Poorly designed interfaces can pose a major danger to users in systems where safety is a key concern — for example, many inadequately created medical devices, which have rectifiable designs, have led to unnecessary fatalities. This research project is focused on modelling these complex systems of human machine interaction with finite state machines, and using them to better understand how we can eliminate unsafe behaviour. To do so, we first model and simplify complex systems and possible human interactions with them into finite state processes. We then systematically inject errors into correct models based on common human errors with the goal of violating certain safety properties. By examining the case study of an infusion pump whose combined model contains fewer than 100 states, we were able to produce 545 new machines, of which 17 led to safety violations. This demonstrates that we can reliably model and replicate some of the common mistakes that humans make when interacting with machines. The primary focus of future work is to then modify the model of the machine such that it will safeguard against such human errors.

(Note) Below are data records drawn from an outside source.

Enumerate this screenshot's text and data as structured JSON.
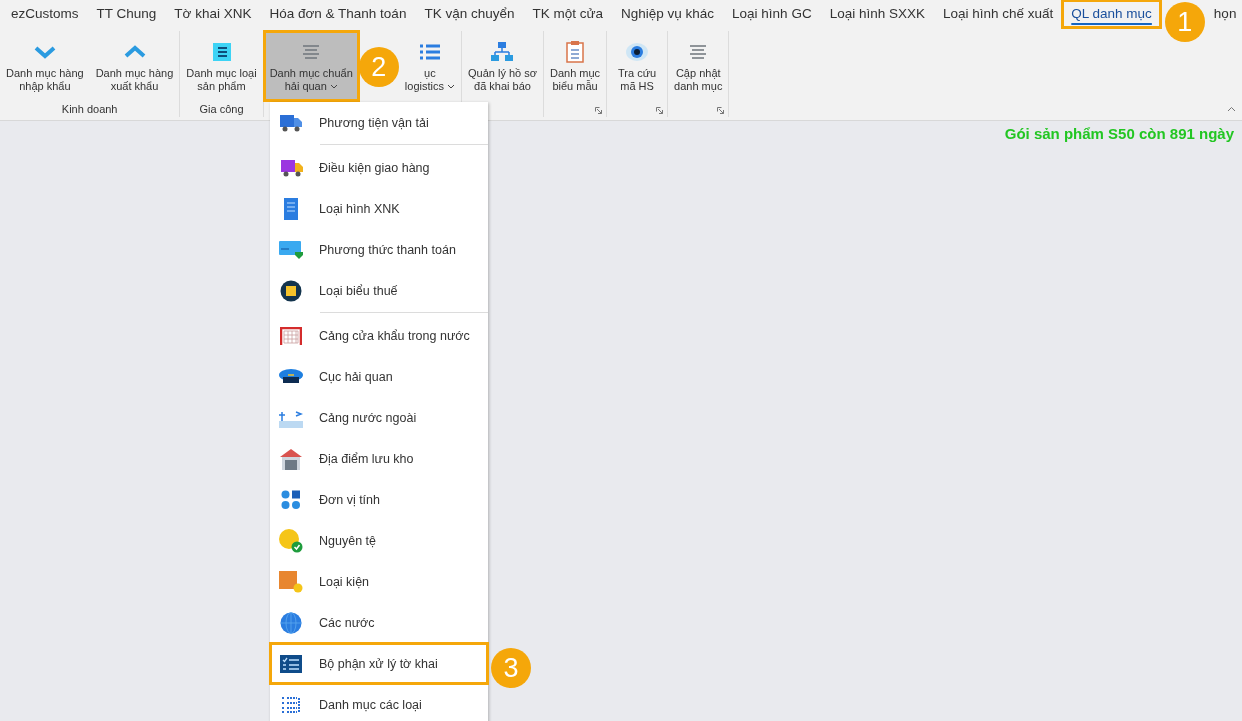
{
  "tabs": [
    {
      "label": "ezCustoms",
      "selected": false
    },
    {
      "label": "TT Chung",
      "selected": false
    },
    {
      "label": "Tờ khai XNK",
      "selected": false
    },
    {
      "label": "Hóa đơn & Thanh toán",
      "selected": false
    },
    {
      "label": "TK vận chuyển",
      "selected": false
    },
    {
      "label": "TK một cửa",
      "selected": false
    },
    {
      "label": "Nghiệp vụ khác",
      "selected": false
    },
    {
      "label": "Loại hình GC",
      "selected": false
    },
    {
      "label": "Loại hình SXXK",
      "selected": false
    },
    {
      "label": "Loại hình chế xuất",
      "selected": false
    },
    {
      "label": "QL danh mục",
      "selected": true,
      "callout": "1"
    },
    {
      "label": "họn",
      "selected": false
    }
  ],
  "ribbon": {
    "groups": [
      {
        "label": "Kinh doanh",
        "launcher": false,
        "buttons": [
          {
            "lines": [
              "Danh mục hàng",
              "nhập khẩu"
            ],
            "dropdown": false,
            "pressed": false
          },
          {
            "lines": [
              "Danh mục hàng",
              "xuất khẩu"
            ],
            "dropdown": false,
            "pressed": false
          }
        ]
      },
      {
        "label": "Gia công",
        "launcher": false,
        "buttons": [
          {
            "lines": [
              "Danh mục loại",
              "sản phẩm"
            ],
            "dropdown": false,
            "pressed": false
          }
        ]
      },
      {
        "launcher": false,
        "buttons": [
          {
            "lines": [
              "Danh mục chuẩn",
              "hải quan"
            ],
            "dropdown": true,
            "pressed": true,
            "callout": "2"
          },
          {
            "lines": [
              "ục",
              "logistics"
            ],
            "dropdown": true,
            "pressed": false
          }
        ]
      },
      {
        "launcher": false,
        "buttons": [
          {
            "lines": [
              "Quản lý hồ sơ",
              "đã khai báo"
            ],
            "dropdown": false,
            "pressed": false
          }
        ]
      },
      {
        "launcher": true,
        "buttons": [
          {
            "lines": [
              "Danh mục",
              "biểu mẫu"
            ],
            "dropdown": false,
            "pressed": false
          }
        ]
      },
      {
        "launcher": true,
        "buttons": [
          {
            "lines": [
              "Tra cứu",
              "mã HS"
            ],
            "dropdown": false,
            "pressed": false
          }
        ]
      },
      {
        "launcher": true,
        "buttons": [
          {
            "lines": [
              "Cập nhật",
              "danh mục"
            ],
            "dropdown": false,
            "pressed": false
          }
        ]
      }
    ]
  },
  "status": "Gói sản phẩm S50 còn 891 ngày",
  "menu": {
    "items": [
      {
        "label": "Phương tiện vận tải",
        "separator_after": true
      },
      {
        "label": "Điều kiện giao hàng",
        "separator_after": false
      },
      {
        "label": "Loại hình XNK",
        "separator_after": false
      },
      {
        "label": "Phương thức thanh toán",
        "separator_after": false
      },
      {
        "label": "Loại biểu thuế",
        "separator_after": true
      },
      {
        "label": "Cảng cửa khẩu trong nước",
        "separator_after": false
      },
      {
        "label": "Cục hải quan",
        "separator_after": false
      },
      {
        "label": "Cảng nước ngoài",
        "separator_after": false
      },
      {
        "label": "Địa điểm lưu kho",
        "separator_after": false
      },
      {
        "label": "Đơn vị tính",
        "separator_after": false
      },
      {
        "label": "Nguyên tệ",
        "separator_after": false
      },
      {
        "label": "Loại kiện",
        "separator_after": false
      },
      {
        "label": "Các nước",
        "separator_after": false
      },
      {
        "label": "Bộ phận xử lý tờ khai",
        "separator_after": false,
        "callout": "3"
      },
      {
        "label": "Danh mục các loại",
        "separator_after": false
      }
    ]
  }
}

Compile the code with cmake in standard fashion. Requires boost library -- may need to update
paths in CMakeLists.txt for this dependency.
Then run ./Verif to execute demo code, which will use modify an infusion
pump example.
Finite state machines are implemented as DFA's. Finite state machines are essentially directed
graphs, so the core of the implementation is a transition matrix. At index [t,s] of the matrix
contains the state s' reached from state s via transition t. Transitions are named via strings.
Properties are defined as DFAs as well. The key addition is that there is also a set of error states. Whenever such an error state is reached, the property will be considered to be violated. Here, there is also an algorithm to verify properties of a given state machine. The algorithm used is to build the set of reachable states in the union of the machine and the property. That is, on some transition t, we make progress in both the representations of the machine and property, if possible. If any error state is ever reached, then this would indicate a property violation.
Everything pertaining to modification is included here. The first key component is infrastructure for mappings. A mapping is a ordered pair of patterns, where the first represents correct human behaviour while the second represents that same behaviour but after a mistake is made. The other key component is the modification algorithm itself. The algorithm will loop through all possibilities of instances of patterns in a provided list of mappings. For any new machines which now violate a safety property, it is saved to a file and counted.
The pattern library includes a bunch of small state machines each representing a common human error. This will return a list of mappings, described earlier.
This is a simple tool created to parse output generated by the LTSA tool. In the ltsa tool, view the textual representation of the transitions after compiling. The parser will generate a DFA in the format of this project based on the input. This portion has not been tested robustly.